During child custody disputes, one of the hardest decisions left for the court to make is usually a fair allocation of parenting time. Initially, it might seem like allocating equal parenting time would make sense, but there are usually lots of factors to be prudently considered. However, in all cases, the court must consider the child’s best interest above any other factor. If you are going through a divorce or just not satisfied with your allocated parenting time. With the help of a hired Summit County attorney, you can get parenting time if you weren’t previously allocated or get more of it if you feel you aren’t getting enough. All you would have to do is establish to the court that it’s in the best interest of the child if you get some (or more) parenting time.
So you and your partner are stuck in the middle of an unfortunate separation, and worst off, your partner wins the sole right to physical custody. You’re now left with little to no time with your children, yet you’re concerned whether or not the court will favor your plea for more time with them. If you’ve been faced with such budding issues, read on, as we explore how a court will decide whether or not you get parenting time and how much of it.
First and foremost, it’s important to know that the right to “parenting time” for a parent who does not have physical custody of a child is guaranteed by the law. For parents with part or no physical custody rights, it is the time that they spend with the child especially if they do not live with them. It’s okay if you are a little confused between parenting time and visitation time, in this context, there isn’t much difference between the two.
Whether or not the parent has the “privilege of parenting time” is usually either mutually agreed upon by both parents or ordered by a court of competent jurisdiction.
Child’s Best Interest
Interestingly, even though the court uses the Child’s Best Interest as an ultimate deciding factor in parenting time, to actually establish the child’s best interest, the court usually weighs a range of factors, some of which we’ll discuss.
A parent’s past pattern of conduct regarding the child is usually carefully considered before deciding parenting time. For example, if a parent has an established history of posing a physical or emotional threat to the child’s wellbeing, the court is likely to skew their decision against such a parent. Similarly, the court might decide to skew its decision to favor a parent if there’s a history of care and attention towards the child. But of course, this isn’t usually the sole decider, other factors have to also add up.
The court will also consider the proximity of both parents to each other. If both parents do not live reasonably close to each other, the court might decide on a parenting schedule that would save the child the stress of frequent travel between both parents.

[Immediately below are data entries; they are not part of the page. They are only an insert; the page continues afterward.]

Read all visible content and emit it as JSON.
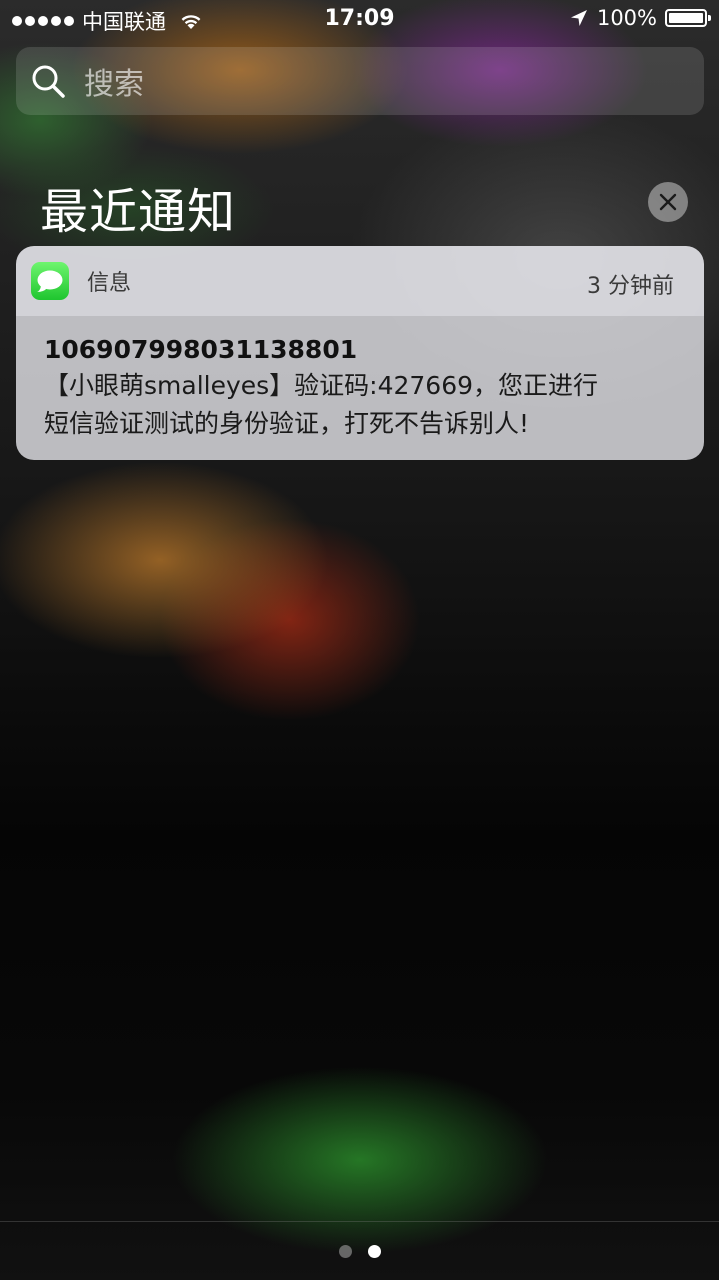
{
  "status_bar": {
    "carrier": "中国联通",
    "time": "17:09",
    "battery_percent": "100%",
    "signal_strength": 5,
    "icons": [
      "signal-dots-icon",
      "wifi-icon",
      "location-arrow-icon",
      "battery-icon"
    ]
  },
  "search": {
    "placeholder": "搜索",
    "icon": "search-icon"
  },
  "notifications_section": {
    "title": "最近通知",
    "clear_icon": "close-icon"
  },
  "notification": {
    "app_name": "信息",
    "app_icon": "messages-app-icon",
    "time": "3 分钟前",
    "sender": "10690799803113880 1",
    "message_line1": "【小眼萌smalleyes】验证码:427669，您正进行",
    "message_line2": "短信验证测试的身份验证，打死不告诉别人!",
    "accent_color": "#1fc52f"
  },
  "page_indicator": {
    "page_count": 2,
    "current_page": 2
  }
}
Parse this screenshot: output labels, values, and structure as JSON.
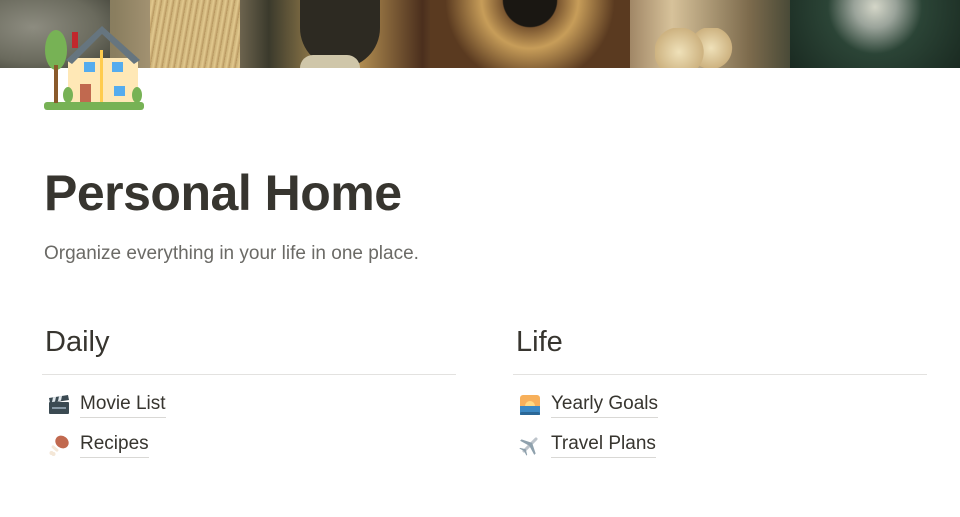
{
  "page": {
    "cover_image": "painting-cover",
    "icon": "house-with-garden-icon",
    "title": "Personal Home",
    "subtitle": "Organize everything in your life in one place."
  },
  "columns": [
    {
      "heading": "Daily",
      "links": [
        {
          "label": "Movie List",
          "icon": "clapper-board-icon"
        },
        {
          "label": "Recipes",
          "icon": "poultry-leg-icon"
        }
      ]
    },
    {
      "heading": "Life",
      "links": [
        {
          "label": "Yearly Goals",
          "icon": "sunrise-icon"
        },
        {
          "label": "Travel Plans",
          "icon": "airplane-icon"
        }
      ]
    }
  ]
}
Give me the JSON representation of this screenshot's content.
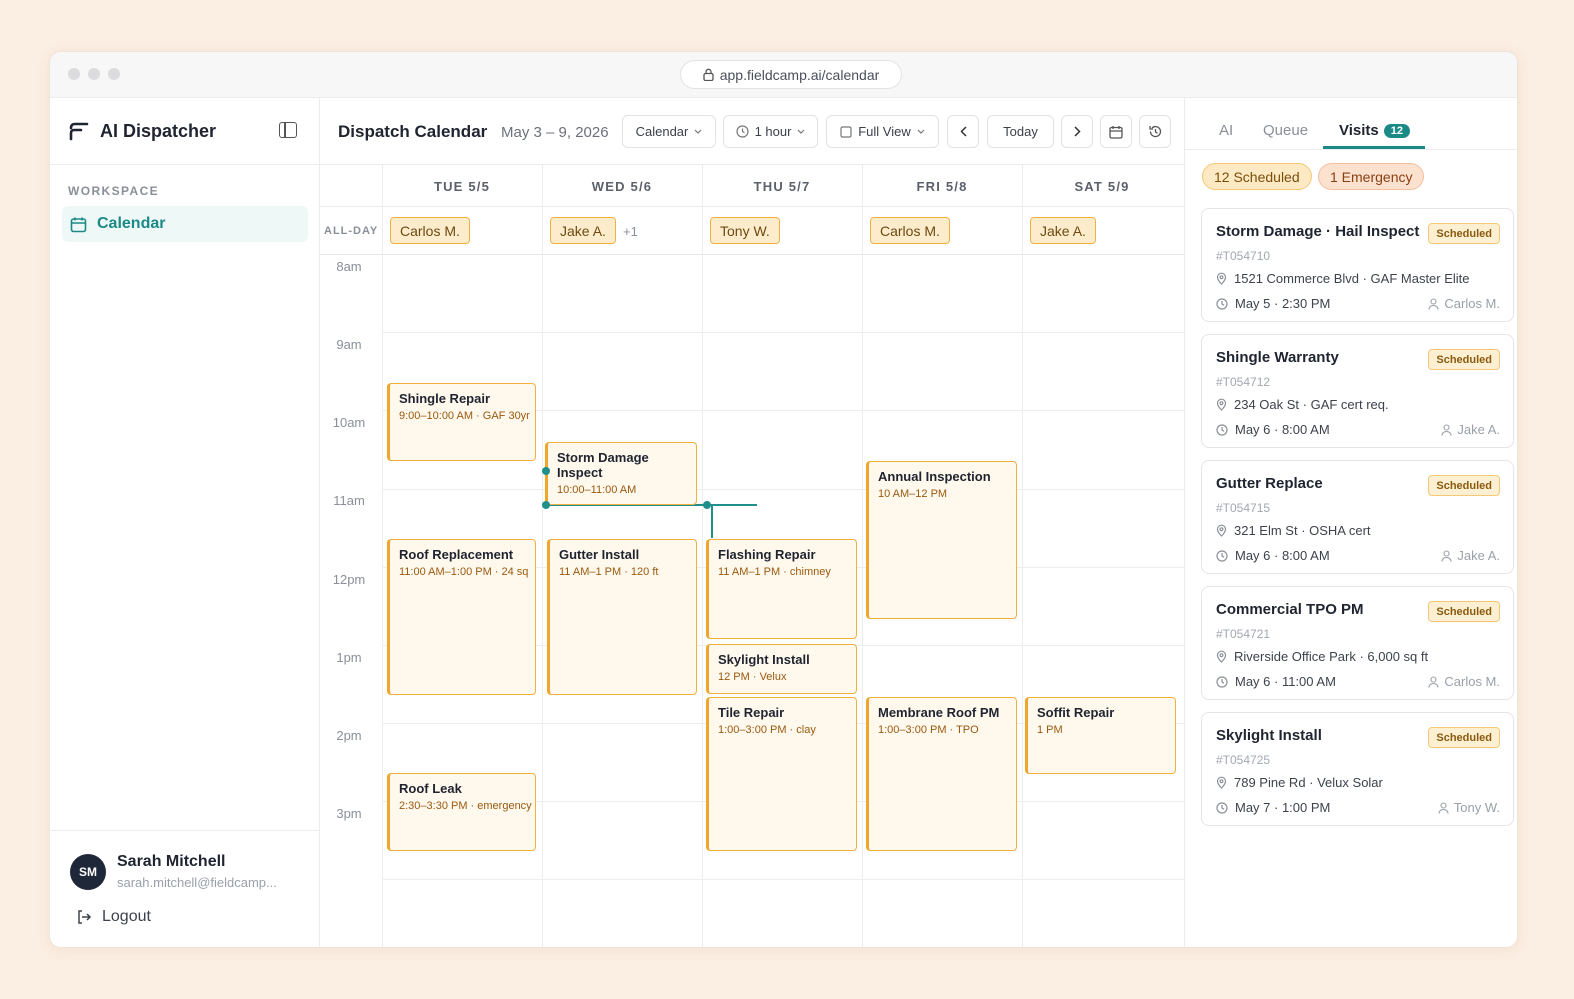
{
  "browser": {
    "url": "app.fieldcamp.ai/calendar"
  },
  "sidebar": {
    "brand": "AI Dispatcher",
    "section_label": "WORKSPACE",
    "nav_calendar": "Calendar",
    "user": {
      "initials": "SM",
      "name": "Sarah Mitchell",
      "email": "sarah.mitchell@fieldcamp..."
    },
    "logout_label": "Logout"
  },
  "toolbar": {
    "title": "Dispatch Calendar",
    "range": "May 3 – 9, 2026",
    "view_select": "Calendar",
    "interval_select": "1 hour",
    "view_mode_select": "Full View",
    "today_label": "Today"
  },
  "calendar": {
    "days": [
      "TUE 5/5",
      "WED 5/6",
      "THU 5/7",
      "FRI 5/8",
      "SAT 5/9"
    ],
    "allday_label": "ALL-DAY",
    "allday": [
      {
        "name": "Carlos M.",
        "extra": ""
      },
      {
        "name": "Jake A.",
        "extra": "+1"
      },
      {
        "name": "Tony W.",
        "extra": ""
      },
      {
        "name": "Carlos M.",
        "extra": ""
      },
      {
        "name": "Jake A.",
        "extra": ""
      }
    ],
    "hours": [
      "8am",
      "9am",
      "10am",
      "11am",
      "12pm",
      "1pm",
      "2pm",
      "3pm"
    ],
    "events": [
      {
        "title": "Shingle Repair",
        "sub": "9:00–10:00 AM · GAF 30yr"
      },
      {
        "title": "Roof Replacement",
        "sub": "11:00 AM–1:00 PM · 24 sq"
      },
      {
        "title": "Roof Leak",
        "sub": "2:30–3:30 PM · emergency"
      },
      {
        "title": "Storm Damage Inspect",
        "sub": "10:00–11:00 AM"
      },
      {
        "title": "Gutter Install",
        "sub": "11 AM–1 PM · 120 ft"
      },
      {
        "title": "Flashing Repair",
        "sub": "11 AM–1 PM · chimney"
      },
      {
        "title": "Skylight Install",
        "sub": "12 PM · Velux"
      },
      {
        "title": "Tile Repair",
        "sub": "1:00–3:00 PM · clay"
      },
      {
        "title": "Annual Inspection",
        "sub": "10 AM–12 PM"
      },
      {
        "title": "Membrane Roof PM",
        "sub": "1:00–3:00 PM · TPO"
      },
      {
        "title": "Soffit Repair",
        "sub": "1 PM"
      }
    ]
  },
  "panel": {
    "tabs": [
      "AI",
      "Queue",
      "Visits"
    ],
    "visits_count": "12",
    "pill_scheduled": "12 Scheduled",
    "pill_emergency": "1 Emergency",
    "cards": [
      {
        "title": "Storm Damage · Hail Inspect",
        "status": "Scheduled",
        "id": "#T054710",
        "address": "1521 Commerce Blvd · GAF Master Elite",
        "when": "May 5 · 2:30 PM",
        "person": "Carlos M."
      },
      {
        "title": "Shingle Warranty",
        "status": "Scheduled",
        "id": "#T054712",
        "address": "234 Oak St · GAF cert req.",
        "when": "May 6 · 8:00 AM",
        "person": "Jake A."
      },
      {
        "title": "Gutter Replace",
        "status": "Scheduled",
        "id": "#T054715",
        "address": "321 Elm St · OSHA cert",
        "when": "May 6 · 8:00 AM",
        "person": "Jake A."
      },
      {
        "title": "Commercial TPO PM",
        "status": "Scheduled",
        "id": "#T054721",
        "address": "Riverside Office Park · 6,000 sq ft",
        "when": "May 6 · 11:00 AM",
        "person": "Carlos M."
      },
      {
        "title": "Skylight Install",
        "status": "Scheduled",
        "id": "#T054725",
        "address": "789 Pine Rd · Velux Solar",
        "when": "May 7 · 1:00 PM",
        "person": "Tony W."
      }
    ]
  },
  "colors": {
    "accent": "#1b8a86",
    "event_border": "#f2b040",
    "event_fill": "#fff8ec"
  }
}
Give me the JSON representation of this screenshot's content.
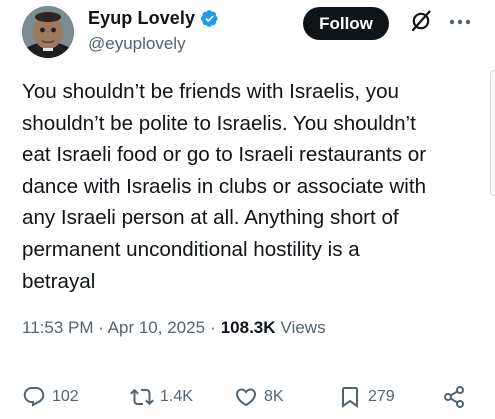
{
  "post": {
    "author": {
      "display_name": "Eyup Lovely",
      "handle": "@eyuplovely",
      "verified": true
    },
    "follow_label": "Follow",
    "text": "You shouldn’t be friends with Israelis, you\nshouldn’t be polite to Israelis. You shouldn’t\neat Israeli food or go to Israeli restaurants or\ndance with Israelis in clubs or associate with\nany Israeli person at all. Anything short of\npermanent unconditional hostility is a\nbetrayal",
    "timestamp": "11:53 PM · Apr 10, 2025",
    "views_count": "108.3K",
    "views_label": "Views",
    "actions": {
      "replies": "102",
      "reposts": "1.4K",
      "likes": "8K",
      "bookmarks": "279"
    }
  },
  "icons": {
    "verified": "verified-badge-icon",
    "grok": "grok-icon",
    "more": "more-icon",
    "reply": "reply-icon",
    "repost": "repost-icon",
    "like": "heart-icon",
    "bookmark": "bookmark-icon",
    "share": "share-icon"
  },
  "colors": {
    "verified": "#1d9bf0",
    "text": "#0f1419",
    "muted": "#536471",
    "button_bg": "#0f1419"
  }
}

The wishes of either parent are also considered when deciding parenting time. If for some reason, either parent wishes for smaller parenting time, the court is likely to weigh such a wish heavily. It will definitely look counterproductive to assign more parenting time to a parent who needs less of it.
The wishes of the child are also usually considered. An unemancipated child who is under the age of 18 might not have the power to make this type of decisions but it does not mean he (or she) does not have a voice. Of course, the aim here is to stick to the child’s best interest, so the court might as well give the child some leeway. If the court determines that the child is sufficiently mature enough to make reasonable and independent preferences, those preferences may be fairly weighted by the court while deciding parenting time.
The child’s age is important
The emphasis here is not on the age (as long as the child isn’t 18) but on the maturity of the child. In other words, the preferences of a 12 year old who needs more time with one parent because the child believes the parent provides a more stable parenting environment will hold more weight than that of a 17-year-old who needs more time with a parent because he believes the parent will get him (or her) a new gaming console. However, since judges understand that parents may try to bribe their children with gifts or promises of more lenient discipline, judges may sometimes attach little weight to a child’s preferences.
Also, the court will almost never ask the child to state his (or her) preference in court. The child’s preferences would likely be transmitted to the court through a parenting evaluator. This is to ensure that the child doesn’t appear to be loyal to either parent in front of both parents in court. The parenting guarantor will usually interview the child in private giving the child some space to express some preferences if the child wishes to do so.
In the same vein, a child’s relationship with parents and siblings is also considered when deciding what’s best for the child. Before being allocated parenting time and to what amount, the court would want to know which parent has the strongest emotional connections with. The court might also want to know how your separation has affected the child, and if negatively, how your presence would help ameliorate such problems.
Also, since child development is usually a collective effort of the entire family unit, how the absence or presence of a child’s siblings or family members in a child’s life affects the child is usually an important deciding factor.
Another thing the court will consider is if either parent is less “fit” for parenting. This usually entails whether or not the parent has a history of substance abuse, has a criminal record or is predisposed to domestic violence. And then there’s the issue of mental and physical fitness. Since parenting could be an enormous task, if a parent has any form of mental or physical disability, it may be in the best interest of the child if the parent gets less parenting time.
Through the points we’ve listed are some of the major things the court could consider, there can’t really be an exhaustive list of things the court will consider. Depending on the unique case, the court might choose to consider a lot less apparent factors and ask much more miscellaneous questions with no definitive answers. But after all is said and done, the child’s best interest is always paramount.